To those leading busy urban lives, an afternoon in the country, with or without cornfields, serves as an idyllic retreat.

This is a world dotted with quaint towns and sprinkled with poetic, pastoral names - Morning Glory Farm and White Oaks Road.

It is a world where nature, not man, dictates rhythms, schedules, and deadlines.

Yet it is also a world that produces its share of contradictions.

Day-trippers from the city talk a good line about wanting to slow down. But many also secretly revel in busyness, toting overstuffed date books.

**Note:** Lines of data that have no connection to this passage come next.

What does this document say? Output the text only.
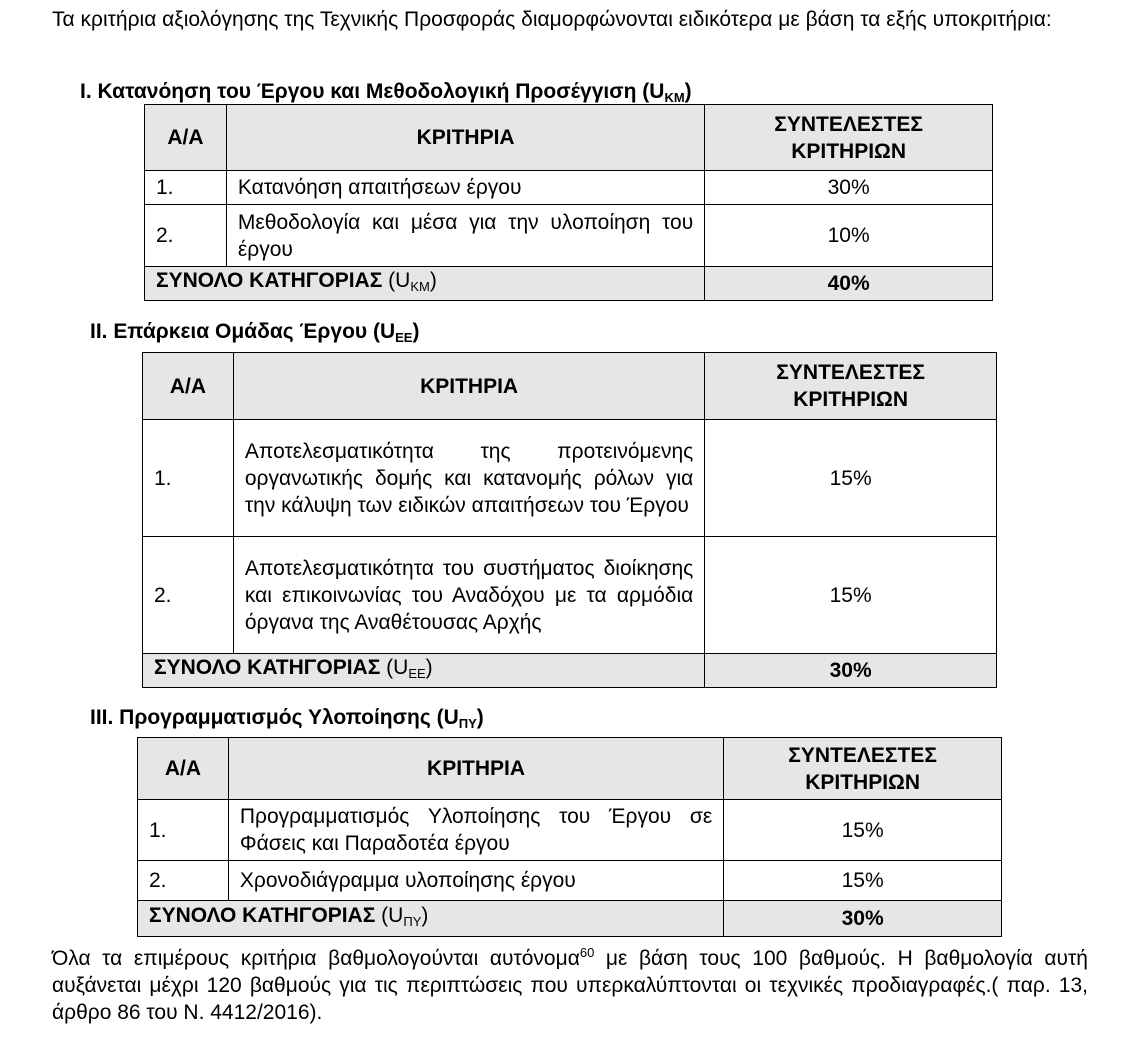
Τα κριτήρια αξιολόγησης της Τεχνικής Προσφοράς διαμορφώνονται ειδικότερα με βάση τα εξής υποκριτήρια:
I. Κατανόηση του Έργου και Μεθοδολογική Προσέγγιση $(U_{KM})$
Α/Α	ΚΡΙΤΗΡΙΑ	ΣΥΝΤΕΛΕΣΤΕΣ
ΚΡΙΤΗΡΙΩΝ
1.	Κατανόηση απαιτήσεων έργου	30%
2.	Μεθοδολογία και μέσα για την υλοποίηση του έργου	10%
ΣΥΝΟΛΟ ΚΑΤΗΓΟΡΙΑΣ $(U_{KM})$		40%
II. Επάρκεια Ομάδας Έργου $(U_{EE})$
Α/Α	ΚΡΙΤΗΡΙΑ	ΣΥΝΤΕΛΕΣΤΕΣ
ΚΡΙΤΗΡΙΩΝ
1.	Αποτελεσματικότητα της προτεινόμενης οργανωτικής δομής και κατανομής ρόλων για την κάλυψη των ειδικών απαιτήσεων του Έργου	15%
2.	Αποτελεσματικότητα του συστήματος διοίκησης και επικοινωνίας του Αναδόχου με τα αρμόδια όργανα της Αναθέτουσας Αρχής	15%
ΣΥΝΟΛΟ ΚΑΤΗΓΟΡΙΑΣ $(U_{EE})$		30%
III. Προγραμματισμός Υλοποίησης $(U_{\Pi\Upsilon})$
Α/Α	ΚΡΙΤΗΡΙΑ	ΣΥΝΤΕΛΕΣΤΕΣ
ΚΡΙΤΗΡΙΩΝ
1.	Προγραμματισμός Υλοποίησης του Έργου σε Φάσεις και Παραδοτέα έργου	15%
2.	Χρονοδιάγραμμα υλοποίησης έργου	15%
ΣΥΝΟΛΟ ΚΑΤΗΓΟΡΙΑΣ $(U_{\Pi\Upsilon})$		30%
Όλα τα επιμέρους κριτήρια βαθμολογούνται αυτόνομα$^{60}$ με βάση τους 100 βαθμούς. Η βαθμολογία αυτή αυξάνεται μέχρι 120 βαθμούς για τις περιπτώσεις που υπερκαλύπτονται οι τεχνικές προδιαγραφές.( παρ. 13, άρθρο 86 του Ν. 4412/2016).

Day-trippers romanticize the pleasures of "a place in the country." They love leisure, but also crave excitement.

Day-trippers shopping for cider at an orchard may be charmed by a label touting its "old-fashioned country goodness." Yet how many could manage without a new-fashioned city supermarket nearby? And don't forget the international newsstand around the corner.

Behind its placid exterior, even the country can't escape workday tensions of its own. As any farmer can attest, rural life offers the original 24/7 routine. Cows must be milked twice a day. Crops must be planted and harvested as weather and seasons dictate. Vacations? Forget it.

Country folks versus city slickers. Rural versus urban. Slow versus fast. The debate goes on.

For many of us, nature beckons, but civilization calls us back. In any contest between the City Mouse and the Country Mouse, the City Mouse appears to be winning. But even the City Mouse understands the refreshment that only the country can offer.

On this September Saturday, my father and I stop at a roadside stand to buy corn. The owner, an engaging man in bib overalls, calls himself "Tony the happy farmer." For Tony, the pleasure of standing under a yellow-striped tent in a grassy field, selling the bountiful harvest from his son's farm, is evident.

We day-tripping city mice know we couldn't do what Tony does all four seasons. But we also know our lives would be less rich if we didn't watch the corn grow at least once or twice a year.